Lack of measurement hasn’t kept marketers away, however, just as it hasn’t stopped them from putting video ads on computers and tablets. Nearly two-thirds of the respondents in the Video State of the Industry Report said they would place video ads on smartphones this year. For nascar and its advertisers, mobile measurement has been a non-issue. “The brands we work with have an appreciation for being across screens,” says Jenkins. “This has been our platform. It’s about connecting around the event for us. It goes across sports and entertainment, tying in a partner’s overall sponsorship and tv buy, and digital, with a focus on online.”
For most advertisers, putting tv commercials on a telephone takes a leap of faith. But as the saying goes, you have to be in it to win it. “It’s an environment where viewership is,” says Sacerdoti. “Advertisers should be present and testing that environment. There’s absolutely no doubt that if you’re a top 200 advertiser in tv, you should be testing mobile.”

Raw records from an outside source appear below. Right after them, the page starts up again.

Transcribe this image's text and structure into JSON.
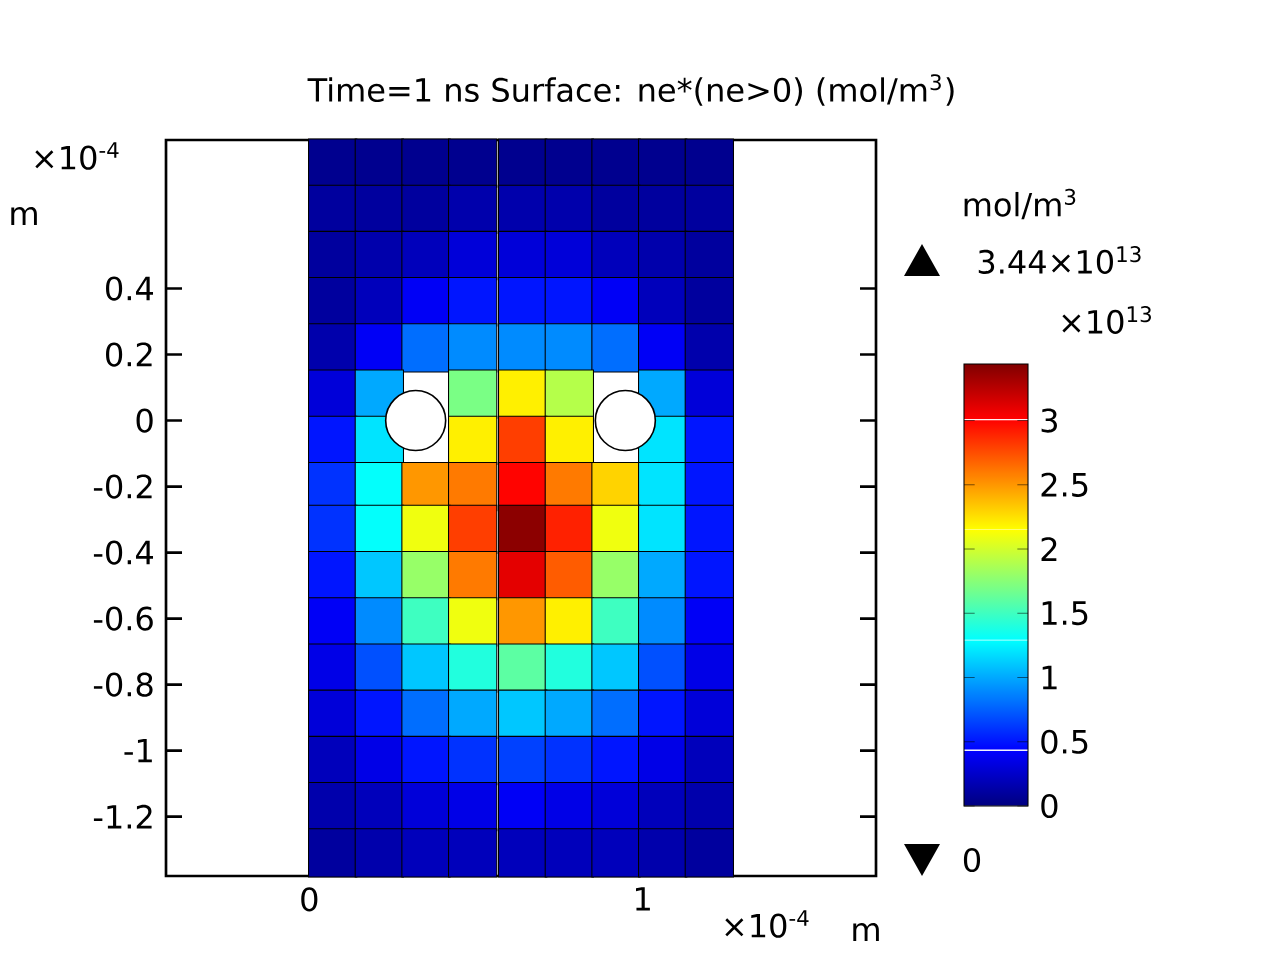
{
  "chart_data": {
    "type": "scatter",
    "title": "Time=1 ns   Surface: ne*(ne>0) (mol/m$^{3}$)",
    "xlabel": "m",
    "ylabel": "m",
    "clabel": "mol/m$^{3}$",
    "annotations": [
      "×10$^{-4}$",
      "×10$^{-4}$",
      "×10$^{13}$",
      "3.44×10$^{13}$",
      "0"
    ],
    "marker": "square",
    "x": [
      0.07,
      0.21,
      0.35,
      0.49,
      0.64,
      0.78,
      0.92,
      1.06,
      1.2,
      0.07,
      0.21,
      0.35,
      0.49,
      0.64,
      0.78,
      0.92,
      1.06,
      1.2,
      0.07,
      0.21,
      0.35,
      0.49,
      0.64,
      0.78,
      0.92,
      1.06,
      1.2,
      0.07,
      0.21,
      0.35,
      0.49,
      0.64,
      0.78,
      0.92,
      1.06,
      1.2,
      0.07,
      0.21,
      0.35,
      0.49,
      0.64,
      0.78,
      0.92,
      1.06,
      1.2,
      0.07,
      0.21,
      0.35,
      0.49,
      0.64,
      0.78,
      0.92,
      1.06,
      1.2,
      0.07,
      0.21,
      0.35,
      0.49,
      0.64,
      0.78,
      0.92,
      1.06,
      1.2,
      0.07,
      0.21,
      0.35,
      0.49,
      0.64,
      0.78,
      0.92,
      1.06,
      1.2,
      0.07,
      0.21,
      0.35,
      0.49,
      0.64,
      0.78,
      0.92,
      1.06,
      1.2,
      0.07,
      0.21,
      0.35,
      0.49,
      0.64,
      0.78,
      0.92,
      1.06,
      1.2,
      0.07,
      0.21,
      0.35,
      0.49,
      0.64,
      0.78,
      0.92,
      1.06,
      1.2,
      0.07,
      0.21,
      0.35,
      0.49,
      0.64,
      0.78,
      0.92,
      1.06,
      1.2,
      0.07,
      0.21,
      0.35,
      0.49,
      0.64,
      0.78,
      0.92,
      1.06,
      1.2,
      0.07,
      0.21,
      0.35,
      0.49,
      0.64,
      0.78,
      0.92,
      1.06,
      1.2,
      0.07,
      0.21,
      0.35,
      0.49,
      0.64,
      0.78,
      0.92,
      1.06,
      1.2,
      0.07,
      0.21,
      0.35,
      0.49,
      0.64,
      0.78,
      0.92,
      1.06,
      1.2
    ],
    "values": [
      0.78,
      0.78,
      0.78,
      0.78,
      0.78,
      0.78,
      0.78,
      0.78,
      0.78,
      0.64,
      0.64,
      0.64,
      0.64,
      0.64,
      0.64,
      0.64,
      0.64,
      0.64,
      0.5,
      0.5,
      0.5,
      0.5,
      0.5,
      0.5,
      0.5,
      0.5,
      0.5,
      0.36,
      0.36,
      0.36,
      0.36,
      0.36,
      0.36,
      0.36,
      0.36,
      0.36,
      0.22,
      0.22,
      0.22,
      0.22,
      0.22,
      0.22,
      0.22,
      0.22,
      0.22,
      0.08,
      0.08,
      null,
      0.08,
      0.08,
      0.08,
      null,
      0.08,
      0.08,
      -0.06,
      -0.06,
      null,
      -0.06,
      -0.06,
      -0.06,
      null,
      -0.06,
      -0.06,
      -0.2,
      -0.2,
      -0.2,
      -0.2,
      -0.2,
      -0.2,
      -0.2,
      -0.2,
      -0.2,
      -0.33,
      -0.33,
      -0.33,
      -0.33,
      -0.33,
      -0.33,
      -0.33,
      -0.33,
      -0.33,
      -0.47,
      -0.47,
      -0.47,
      -0.47,
      -0.47,
      -0.47,
      -0.47,
      -0.47,
      -0.47,
      -0.61,
      -0.61,
      -0.61,
      -0.61,
      -0.61,
      -0.61,
      -0.61,
      -0.61,
      -0.61,
      -0.75,
      -0.75,
      -0.75,
      -0.75,
      -0.75,
      -0.75,
      -0.75,
      -0.75,
      -0.75,
      -0.89,
      -0.89,
      -0.89,
      -0.89,
      -0.89,
      -0.89,
      -0.89,
      -0.89,
      -0.89,
      -1.03,
      -1.03,
      -1.03,
      -1.03,
      -1.03,
      -1.03,
      -1.03,
      -1.03,
      -1.03,
      -1.17,
      -1.17,
      -1.17,
      -1.17,
      -1.17,
      -1.17,
      -1.17,
      -1.17,
      -1.17,
      -1.31,
      -1.31,
      -1.31,
      -1.31,
      -1.31,
      -1.31,
      -1.31,
      -1.31,
      -1.31
    ],
    "cvalues": [
      0.05,
      0.05,
      0.05,
      0.05,
      0.05,
      0.05,
      0.05,
      0.05,
      0.05,
      0.1,
      0.1,
      0.1,
      0.15,
      0.15,
      0.15,
      0.1,
      0.1,
      0.1,
      0.1,
      0.15,
      0.2,
      0.3,
      0.3,
      0.3,
      0.2,
      0.15,
      0.1,
      0.1,
      0.2,
      0.4,
      0.5,
      0.5,
      0.5,
      0.4,
      0.2,
      0.1,
      0.15,
      0.4,
      0.8,
      0.9,
      0.9,
      0.9,
      0.8,
      0.4,
      0.15,
      0.3,
      1.0,
      null,
      1.7,
      2.2,
      1.9,
      null,
      1.0,
      0.3,
      0.5,
      1.2,
      null,
      2.2,
      2.8,
      2.2,
      null,
      1.2,
      0.5,
      0.6,
      1.3,
      2.5,
      2.6,
      3.0,
      2.6,
      2.3,
      1.2,
      0.5,
      0.6,
      1.3,
      2.1,
      2.8,
      3.4,
      2.9,
      2.1,
      1.2,
      0.5,
      0.5,
      1.1,
      1.8,
      2.6,
      3.1,
      2.7,
      1.8,
      1.0,
      0.5,
      0.4,
      0.9,
      1.5,
      2.1,
      2.5,
      2.2,
      1.5,
      0.9,
      0.4,
      0.35,
      0.7,
      1.1,
      1.4,
      1.6,
      1.4,
      1.1,
      0.7,
      0.35,
      0.3,
      0.5,
      0.8,
      1.0,
      1.1,
      1.0,
      0.8,
      0.5,
      0.3,
      0.2,
      0.35,
      0.5,
      0.6,
      0.65,
      0.6,
      0.5,
      0.35,
      0.2,
      0.15,
      0.2,
      0.3,
      0.35,
      0.4,
      0.35,
      0.3,
      0.2,
      0.15,
      0.1,
      0.15,
      0.2,
      0.2,
      0.2,
      0.2,
      0.2,
      0.15,
      0.1
    ],
    "clim": [
      0,
      3.44
    ],
    "cticks": [
      0,
      0.5,
      1,
      1.5,
      2,
      2.5,
      3
    ],
    "xlim": [
      -0.43,
      1.7
    ],
    "ylim": [
      -1.38,
      0.85
    ],
    "xticks": [
      0,
      1
    ],
    "yticks": [
      -1.2,
      -1,
      -0.8,
      -0.6,
      -0.4,
      -0.2,
      0,
      0.2,
      0.4
    ]
  }
}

Lenovo is doing so, but in limited fashion. “The inventory is not there in mobile,” says Milner. “We’ve got tests going on, but it’s all very small buys.”
Until marketers have a better sense of the effectiveness of mobile video ads, they won’t be spending money on new creative for the tiny screen. It’s just not worth it. “We would love to have customized creative,” says Sacerdoti, “but if you look at it, it’s a small spend, with a small portion of budget allocated to it. Would it perform better if it had its own creative? Yes. But there’s no reason to believe the existing creative wouldn’t work.”
Like everything else about online video, the reliance on existing creative for mobile is expected to change. And probably sooner rather than later, given the rapid rise in smartphone users in the u.s. As of March 2012, just over half of all American mobile subscribers owned smartphones, according to Nielsen, up from 38 percent in June 2011. More important, more than two-thirds of mobile subscribers between the ages of 25 and 34 own smartphones. As more video content and more eyeballs move to mobile, advertisers will step up their investment on the small screen, too. “For now, all of our campaigns are adaptive of the tv, and we have an eye to make sure it works on the smaller screen,” says Milner. “That’s the process we do today, but we have to evolve as well.”
So does the matter of measurements. But until there is a standard way to compare the effectiveness of online video ads and tv ads, marketers will just have to keep the faith. “roi is critical to all brands,” says Jenkins, “but from our standpoint, we have found that they are able to measure in terms of their own metrics, and it’s enough. The brands we deal with have a very good understanding of the value: deeper engagement around what they’re doing.”
For all the advertisers testing the online waters, that’s the ultimate measure of success, anyway.